The Christmas visit to Ulster Correctional Facility took place Dec. 17.
“That, my friends, has to be one of the most profound professions of faith in the mystery and meaning of Christmas I’ve ever heard. You see the real message of this Christmas celebration is not just that the only begotten Son of God was born to a virgin in a stable 2,018 years ago, as dramatically significant as that certainly is, but this Savior named Jesus wants to be reborn in the hearts of believers.”
Cardinal Dolan referred to the passages from St. Luke’s Gospel, in which the baby Jesus was born in a stable surrounded by animals and shepherds, and was placed on a bed of hay used to feed animals.

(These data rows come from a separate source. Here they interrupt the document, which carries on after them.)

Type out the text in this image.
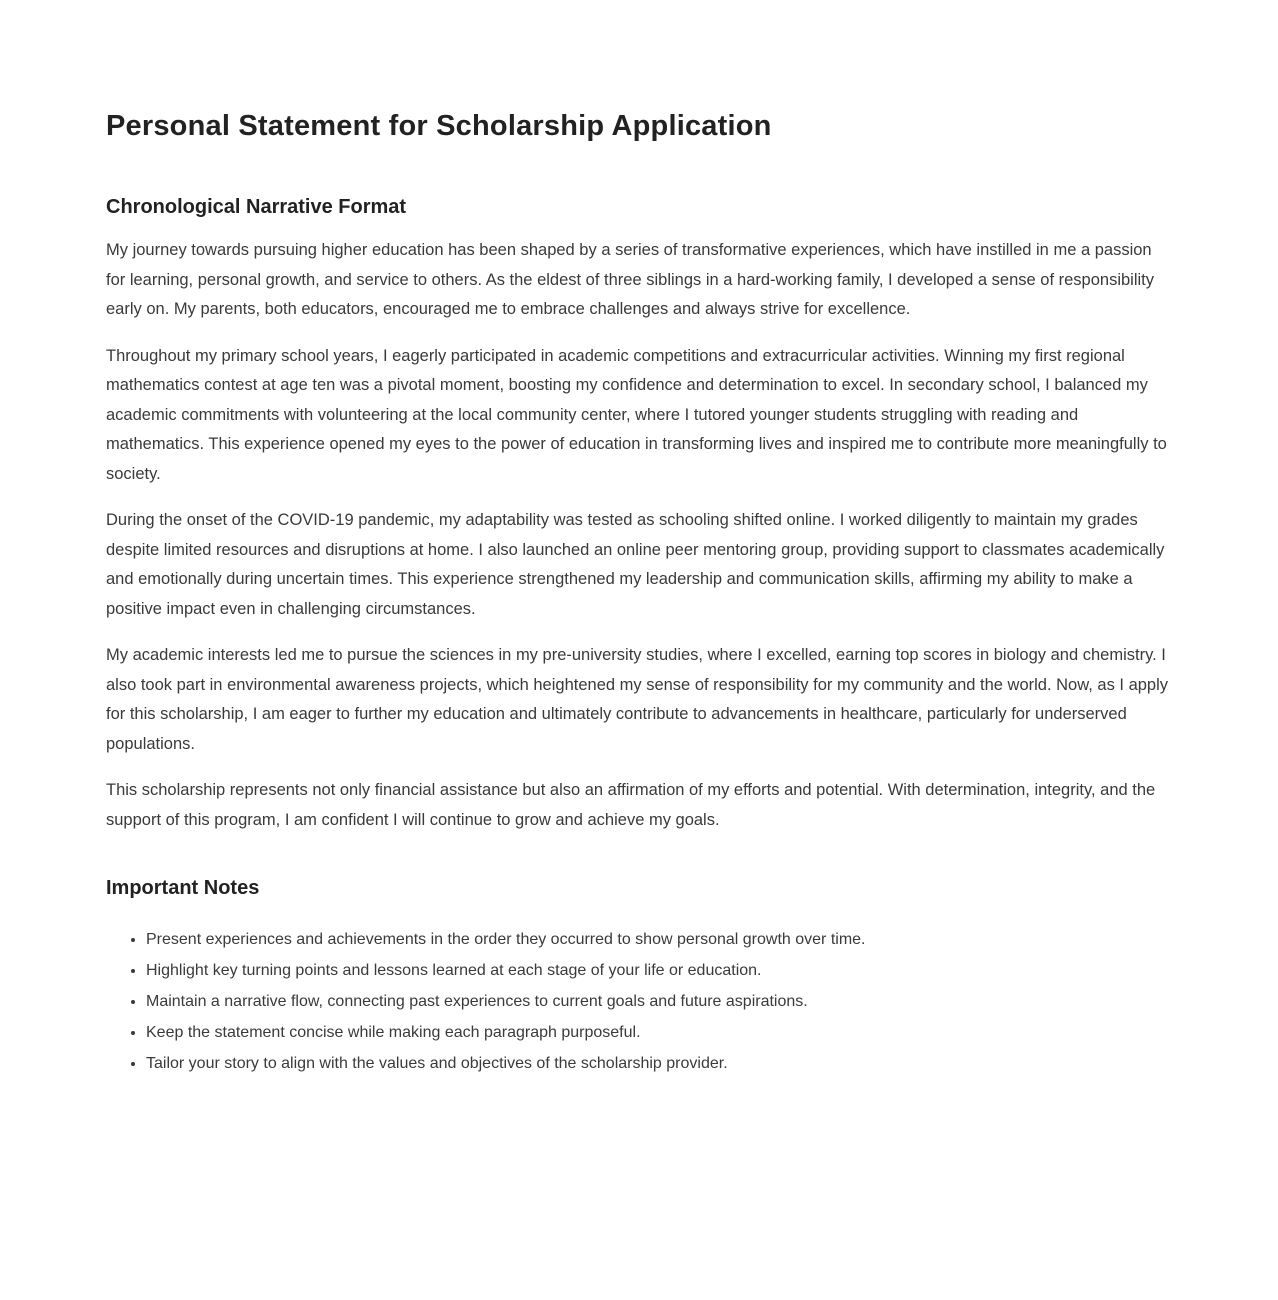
Personal Statement for Scholarship Application
Chronological Narrative Format

My journey towards pursuing higher education has been shaped by a series of transformative experiences, which have instilled in me a passion for learning, personal growth, and service to others. As the eldest of three siblings in a hard-working family, I developed a sense of responsibility early on. My parents, both educators, encouraged me to embrace challenges and always strive for excellence.

Throughout my primary school years, I eagerly participated in academic competitions and extracurricular activities. Winning my first regional mathematics contest at age ten was a pivotal moment, boosting my confidence and determination to excel. In secondary school, I balanced my academic commitments with volunteering at the local community center, where I tutored younger students struggling with reading and mathematics. This experience opened my eyes to the power of education in transforming lives and inspired me to contribute more meaningfully to society.

During the onset of the COVID-19 pandemic, my adaptability was tested as schooling shifted online. I worked diligently to maintain my grades despite limited resources and disruptions at home. I also launched an online peer mentoring group, providing support to classmates academically and emotionally during uncertain times. This experience strengthened my leadership and communication skills, affirming my ability to make a positive impact even in challenging circumstances.

My academic interests led me to pursue the sciences in my pre-university studies, where I excelled, earning top scores in biology and chemistry. I also took part in environmental awareness projects, which heightened my sense of responsibility for my community and the world. Now, as I apply for this scholarship, I am eager to further my education and ultimately contribute to advancements in healthcare, particularly for underserved populations.

This scholarship represents not only financial assistance but also an affirmation of my efforts and potential. With determination, integrity, and the support of this program, I am confident I will continue to grow and achieve my goals.

Important Notes
• Present experiences and achievements in the order they occurred to show personal growth over time.
• Highlight key turning points and lessons learned at each stage of your life or education.
• Maintain a narrative flow, connecting past experiences to current goals and future aspirations.
• Keep the statement concise while making each paragraph purposeful.
• Tailor your story to align with the values and objectives of the scholarship provider.
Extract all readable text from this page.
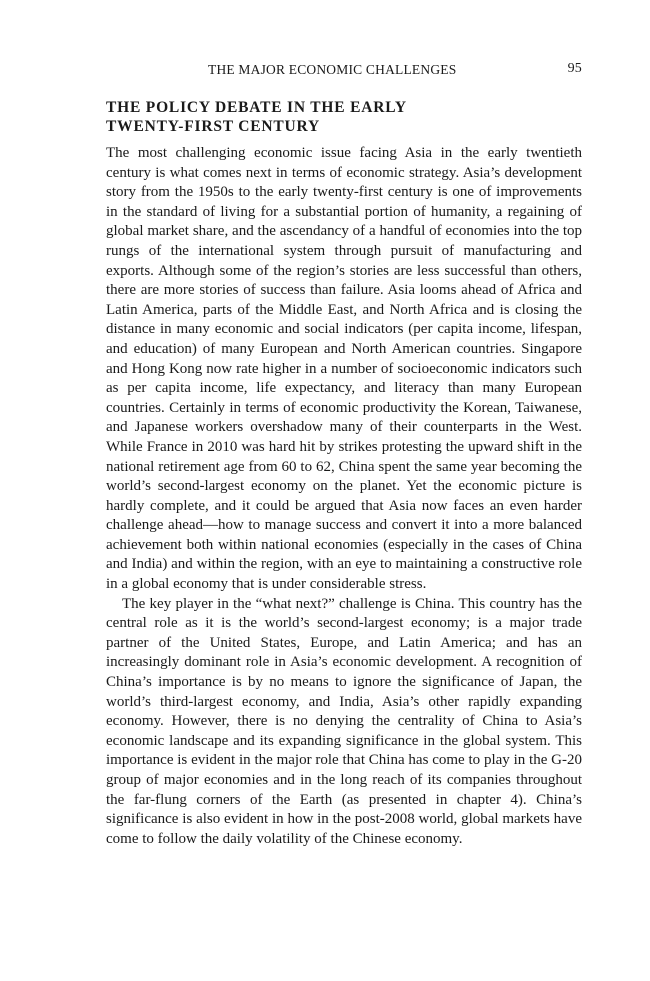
THE MAJOR ECONOMIC CHALLENGES	95
THE POLICY DEBATE IN THE EARLY
TWENTY-FIRST CENTURY

The most challenging economic issue facing Asia in the early twentieth century is what comes next in terms of economic strategy. Asia’s development story from the 1950s to the early twenty-first century is one of improvements in the standard of living for a substantial portion of humanity, a regaining of global market share, and the ascendancy of a handful of economies into the top rungs of the international system through pursuit of manufacturing and exports. Although some of the region’s stories are less successful than others, there are more stories of success than failure. Asia looms ahead of Africa and Latin America, parts of the Middle East, and North Africa and is closing the distance in many economic and social indicators (per capita income, lifespan, and education) of many European and North American countries. Singapore and Hong Kong now rate higher in a number of socioeconomic indicators such as per capita income, life expectancy, and literacy than many European countries. Certainly in terms of economic productivity the Korean, Taiwanese, and Japanese workers overshadow many of their counterparts in the West. While France in 2010 was hard hit by strikes protesting the upward shift in the national retirement age from 60 to 62, China spent the same year becoming the world’s second-largest economy on the planet. Yet the economic picture is hardly complete, and it could be argued that Asia now faces an even harder challenge ahead—how to manage success and convert it into a more balanced achievement both within national economies (especially in the cases of China and India) and within the region, with an eye to maintaining a constructive role in a global economy that is under considerable stress.

The key player in the “what next?” challenge is China. This country has the central role as it is the world’s second-largest economy; is a major trade partner of the United States, Europe, and Latin America; and has an increasingly dominant role in Asia’s economic development. A recognition of China’s importance is by no means to ignore the significance of Japan, the world’s third-largest economy, and India, Asia’s other rapidly expanding economy. However, there is no denying the centrality of China to Asia’s economic landscape and its expanding significance in the global system. This importance is evident in the major role that China has come to play in the G-20 group of major economies and in the long reach of its companies throughout the far-flung corners of the Earth (as presented in chapter 4). China’s significance is also evident in how in the post-2008 world, global markets have come to follow the daily volatility of the Chinese economy.
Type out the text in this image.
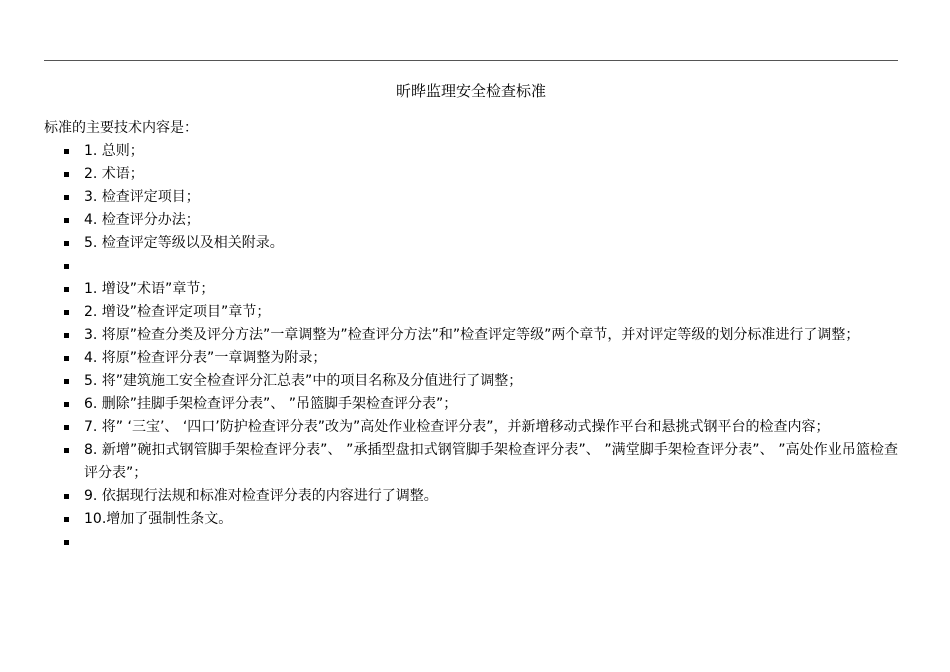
昕晔监理安全检查标准
标准的主要技术内容是：
1. 总则；
2. 术语；
3. 检查评定项目；
4. 检查评分办法；
5. 检查评定等级以及相关附录。
1. 增设”术语”章节；
2. 增设”检查评定项目”章节；
3. 将原”检查分类及评分方法”一章调整为”检查评分方法”和”检查评定等级”两个章节，并对评定等级的划分标准进行了调整；
4. 将原”检查评分表”一章调整为附录；
5. 将”建筑施工安全检查评分汇总表”中的项目名称及分值进行了调整；
6. 删除”挂脚手架检查评分表”、 ”吊篮脚手架检查评分表”；
7. 将” ‘三宝’、 ‘四口’防护检查评分表”改为”高处作业检查评分表”，并新增移动式操作平台和悬挑式钢平台的检查内容；
8. 新增”碗扣式钢管脚手架检查评分表”、 ”承插型盘扣式钢管脚手架检查评分表”、 ”满堂脚手架检查评分表”、 ”高处作业吊篮检查评分表”；
9. 依据现行法规和标准对检查评分表的内容进行了调整。
10.增加了强制性条文。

“This is the simple, unassuming, humble way God chose to send us his Son as our long-awaited Messiah, all so ordinary, so childlike that we could have easily missed and overlooked him, as a fact we do,” Cardinal Dolan said. “The prisoner, he got it. For him, if Jesus can be born in such an unexpected way, then he can be reborn in an embarrassed, darkened, sinful soul.”
Cardinal Dolan closed the homily by sharing a story about a retreat where he was instructed to imagine what he would do if he approached the stable in Bethlehem with the baby Jesus. He was asked later to share his story with the retreat director, and after initial hesitation, he shared what happened.
“Finally, I confessed to him, I asked Mary if I could hold her little baby, and she let me,” said Cardinal Dolan said. “I whispered to that baby in my arms that I loved him with my whole heart and soul, that I needed him very much. I believed him to be the way, the truth and the life.
“I raised my head expecting the retreat director to maybe snicker, or dismiss this rather unsophisticated insight, and instead he replied, ‘Way to go. That’s why he came, so we could hold him and embrace him reborn in our childlike, simple, trusting hearts.’ See, that prisoner was right.”
The opening procession concluded with Cardinal Dolan placing a figure of the baby Jesus in the Christmas crèche. He sprinkled holy water and blessed the crèche with incense before stepping up to the altar for the start of Mass.
“A blessed Christmas everyone,” said Cardinal Dolan in opening Mass. “We all want to be home for Christmas and you are. You’re at St. Patrick’s Cathedral. We gather as family in this beautiful midnight Mass and we accept the invitation of the angels. Come let us adore Him.”
Auxiliary Bishop John O’Hara and retired Auxiliary Bishop Dominick Lagonegro joined Cardinal Dolan on the altar. Other concelebrants included Msgr. Robert Ritchie, rector of St. Patrick’s Cathedral, and Father Joseph LaMorte, vicar general and chancellor of the archdiocese.
Deacon James Bello, director of diaconate life and ministry, read the Gospel from St. Luke. The prayer intentions were spoken in Italian, German, Creole, Igbo, Chinese, Spanish and Tagalog.